Solidária, fiquei no sofá enquanto ele traduzia o resumo. Li uma Piauí quase toda, quase cochilei, quase desisti da companhia. Quando dei por mim, o bichinho tinha dormido apoiado na mesa e eu, mãe, agarrei o coração na mão e acordei, dizendo para ele terminar. No final, quando o ritmo já estava mais adiantado, colaborei dizendo umas palavrinhas. E ainda opinei se não dava para deixar o resumo um tantinho mais enxuto. Aliviados com o final da história, do resumo, da tradução, daquela noite para a qual tinha me proposto ver um filme e tomar uma taça de vinho, vamos os dois dormir. E escuto um “obrigado, mãe” que me fez ir até ele, conversar mais um pouquinho, amenizando o esforço que tínhamos feito em conjunto.

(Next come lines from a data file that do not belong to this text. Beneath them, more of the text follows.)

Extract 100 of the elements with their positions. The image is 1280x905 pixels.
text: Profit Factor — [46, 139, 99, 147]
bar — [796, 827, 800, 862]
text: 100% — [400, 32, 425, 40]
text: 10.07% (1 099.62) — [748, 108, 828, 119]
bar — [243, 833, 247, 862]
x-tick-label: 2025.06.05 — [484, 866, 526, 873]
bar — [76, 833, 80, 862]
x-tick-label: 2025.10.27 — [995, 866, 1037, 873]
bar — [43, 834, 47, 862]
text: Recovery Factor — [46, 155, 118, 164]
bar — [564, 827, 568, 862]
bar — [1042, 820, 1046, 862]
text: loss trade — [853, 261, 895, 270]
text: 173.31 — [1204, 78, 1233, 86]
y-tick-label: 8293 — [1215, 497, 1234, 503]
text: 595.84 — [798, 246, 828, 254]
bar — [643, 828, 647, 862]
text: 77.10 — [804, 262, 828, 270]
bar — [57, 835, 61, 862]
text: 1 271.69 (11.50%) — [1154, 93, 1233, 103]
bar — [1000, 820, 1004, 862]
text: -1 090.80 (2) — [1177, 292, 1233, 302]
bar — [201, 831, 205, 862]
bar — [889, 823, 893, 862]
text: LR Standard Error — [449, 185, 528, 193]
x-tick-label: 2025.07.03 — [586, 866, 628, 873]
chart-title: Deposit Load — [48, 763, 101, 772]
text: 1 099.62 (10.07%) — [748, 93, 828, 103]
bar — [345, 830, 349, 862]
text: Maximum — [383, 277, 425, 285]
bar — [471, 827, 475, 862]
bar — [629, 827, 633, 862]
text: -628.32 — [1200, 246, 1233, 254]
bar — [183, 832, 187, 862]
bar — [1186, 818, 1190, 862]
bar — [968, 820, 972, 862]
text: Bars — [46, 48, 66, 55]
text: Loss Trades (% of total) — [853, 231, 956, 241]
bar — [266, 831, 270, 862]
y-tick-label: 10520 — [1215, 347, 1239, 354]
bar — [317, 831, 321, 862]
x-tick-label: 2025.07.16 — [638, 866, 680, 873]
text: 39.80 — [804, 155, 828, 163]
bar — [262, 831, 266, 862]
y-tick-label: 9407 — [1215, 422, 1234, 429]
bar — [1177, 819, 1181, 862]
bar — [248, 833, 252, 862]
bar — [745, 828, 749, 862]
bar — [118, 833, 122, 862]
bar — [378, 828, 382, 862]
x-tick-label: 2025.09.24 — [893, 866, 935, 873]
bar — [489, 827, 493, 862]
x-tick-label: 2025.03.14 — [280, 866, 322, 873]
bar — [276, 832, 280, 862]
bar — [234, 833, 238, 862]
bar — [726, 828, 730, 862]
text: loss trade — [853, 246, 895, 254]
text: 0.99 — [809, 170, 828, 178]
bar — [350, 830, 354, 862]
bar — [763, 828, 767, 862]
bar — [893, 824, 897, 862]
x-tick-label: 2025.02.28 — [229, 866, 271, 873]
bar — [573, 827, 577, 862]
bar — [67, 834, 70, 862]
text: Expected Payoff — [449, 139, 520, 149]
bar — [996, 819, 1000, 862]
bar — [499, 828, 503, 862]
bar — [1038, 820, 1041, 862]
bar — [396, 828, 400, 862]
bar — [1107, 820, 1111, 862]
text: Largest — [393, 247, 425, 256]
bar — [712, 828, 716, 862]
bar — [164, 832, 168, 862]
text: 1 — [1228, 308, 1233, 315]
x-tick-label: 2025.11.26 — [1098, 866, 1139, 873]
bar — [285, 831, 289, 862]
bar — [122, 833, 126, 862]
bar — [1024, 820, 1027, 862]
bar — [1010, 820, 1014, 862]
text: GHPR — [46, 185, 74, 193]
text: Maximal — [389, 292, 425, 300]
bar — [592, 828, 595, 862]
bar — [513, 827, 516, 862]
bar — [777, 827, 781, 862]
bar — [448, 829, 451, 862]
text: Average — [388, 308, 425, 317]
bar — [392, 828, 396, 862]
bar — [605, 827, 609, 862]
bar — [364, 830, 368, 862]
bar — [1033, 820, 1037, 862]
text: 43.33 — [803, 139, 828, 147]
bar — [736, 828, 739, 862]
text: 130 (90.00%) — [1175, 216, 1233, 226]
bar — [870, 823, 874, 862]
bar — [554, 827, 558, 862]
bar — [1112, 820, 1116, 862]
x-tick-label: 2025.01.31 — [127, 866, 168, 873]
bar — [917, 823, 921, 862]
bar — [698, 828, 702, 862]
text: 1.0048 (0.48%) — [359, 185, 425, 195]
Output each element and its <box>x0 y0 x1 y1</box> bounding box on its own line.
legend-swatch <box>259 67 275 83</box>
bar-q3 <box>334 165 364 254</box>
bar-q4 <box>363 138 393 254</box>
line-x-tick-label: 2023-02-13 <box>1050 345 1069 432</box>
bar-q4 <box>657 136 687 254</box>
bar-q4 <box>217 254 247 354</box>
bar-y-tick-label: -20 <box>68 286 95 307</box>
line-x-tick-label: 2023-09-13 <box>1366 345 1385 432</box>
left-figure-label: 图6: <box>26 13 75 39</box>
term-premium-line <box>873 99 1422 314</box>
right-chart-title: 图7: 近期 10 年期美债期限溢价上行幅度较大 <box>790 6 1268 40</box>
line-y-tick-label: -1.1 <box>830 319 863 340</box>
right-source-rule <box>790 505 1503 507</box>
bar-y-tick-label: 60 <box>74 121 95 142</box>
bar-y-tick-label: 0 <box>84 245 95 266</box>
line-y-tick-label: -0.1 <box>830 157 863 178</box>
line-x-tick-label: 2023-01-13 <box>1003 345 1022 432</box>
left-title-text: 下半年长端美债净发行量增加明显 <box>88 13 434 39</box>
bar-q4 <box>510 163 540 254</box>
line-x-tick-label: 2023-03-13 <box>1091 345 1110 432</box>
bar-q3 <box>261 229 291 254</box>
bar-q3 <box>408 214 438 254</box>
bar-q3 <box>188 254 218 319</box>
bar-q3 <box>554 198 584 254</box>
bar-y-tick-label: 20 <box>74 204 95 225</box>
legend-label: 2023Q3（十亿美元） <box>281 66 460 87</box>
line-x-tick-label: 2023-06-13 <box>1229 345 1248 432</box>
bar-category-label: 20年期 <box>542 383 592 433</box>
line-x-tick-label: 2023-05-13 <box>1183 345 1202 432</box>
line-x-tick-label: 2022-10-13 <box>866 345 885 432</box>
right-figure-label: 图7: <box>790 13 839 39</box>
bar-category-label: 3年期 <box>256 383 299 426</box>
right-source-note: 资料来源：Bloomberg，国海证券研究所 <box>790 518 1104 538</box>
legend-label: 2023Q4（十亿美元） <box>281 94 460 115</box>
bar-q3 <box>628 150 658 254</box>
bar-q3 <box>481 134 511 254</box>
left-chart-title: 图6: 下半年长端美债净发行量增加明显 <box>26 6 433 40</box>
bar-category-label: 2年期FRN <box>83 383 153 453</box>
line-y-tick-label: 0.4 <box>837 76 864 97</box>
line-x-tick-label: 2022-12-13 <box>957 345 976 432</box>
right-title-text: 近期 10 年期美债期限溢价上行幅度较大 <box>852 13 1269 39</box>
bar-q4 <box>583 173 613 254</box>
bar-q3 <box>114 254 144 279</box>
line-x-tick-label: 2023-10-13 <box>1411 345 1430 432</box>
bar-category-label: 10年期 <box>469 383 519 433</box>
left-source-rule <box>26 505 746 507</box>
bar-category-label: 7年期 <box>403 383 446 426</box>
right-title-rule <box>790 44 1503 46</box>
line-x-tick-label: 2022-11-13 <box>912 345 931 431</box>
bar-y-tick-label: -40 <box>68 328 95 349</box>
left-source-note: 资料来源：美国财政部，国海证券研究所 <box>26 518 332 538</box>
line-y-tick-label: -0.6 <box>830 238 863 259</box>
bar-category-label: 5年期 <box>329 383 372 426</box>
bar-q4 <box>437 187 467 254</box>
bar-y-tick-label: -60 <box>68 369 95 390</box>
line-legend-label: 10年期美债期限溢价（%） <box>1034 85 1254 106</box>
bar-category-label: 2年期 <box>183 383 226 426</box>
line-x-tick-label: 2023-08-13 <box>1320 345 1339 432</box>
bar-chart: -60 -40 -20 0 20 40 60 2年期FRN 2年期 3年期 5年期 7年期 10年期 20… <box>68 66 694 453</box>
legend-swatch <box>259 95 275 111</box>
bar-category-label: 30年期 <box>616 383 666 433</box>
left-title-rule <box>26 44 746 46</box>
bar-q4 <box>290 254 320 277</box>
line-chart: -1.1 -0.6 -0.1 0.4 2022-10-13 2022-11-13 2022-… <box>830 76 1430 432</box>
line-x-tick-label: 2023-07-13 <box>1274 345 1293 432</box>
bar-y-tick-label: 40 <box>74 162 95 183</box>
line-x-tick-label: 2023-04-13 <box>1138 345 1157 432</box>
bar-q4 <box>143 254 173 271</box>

Nessa de me olhar no espelho enquanto ando pelo quarto, ele entra e a gente se esbarra. Percebo que meu filho mais velho, de quase 14 anos, está mais alto do que eu, que tenho 1,65m.  Coisa mais doida, essa. Ter um bebê no colo um dia desses e de repente ver o crescimento como algo de uma vez só, sem etapas (algumas a gente deixa passar). Quando é que aconteceu, hein? Naquela espreguiçada que a gente deu pela manhã? Na praia, enquanto eu andava e você dormia? Num domingo? De repente aquele menino está me obrigando a levantar os olhos para falar com ele. Não deixei a oportunidade passar. Puxei para junto de mim, dei um abraço daqueles laterais - para poder ver a diferença de tamanho em frente ao espelho - e ri um riso bom danado, com ele junto, cacheado, olhos grandes, afeto de quem está bebinho de sono mas dá uma colher de chá pra mãe.

Então eu, que tenho quatro afilhados e três filhos e no caçula percebo traços maiores da infância, decidi: vou curtir o 12 de outubro com leveza, brigadeiro, pipoca, abraços e um passeio caprichado. Aproveitar minhas crianças (a que eu tenho em mim também), cada fase, cada fala, cada forma de chegar, permanecer, mudar. Lembrando Marina há alguns anos: dá pra tu ser criança só um pouquinho mãe? Para o que respondi com o gesto de agarrar a imensa bola colorida e ir brincar com todos três naquele parque.  Feliz Dia das Crianças, queridos!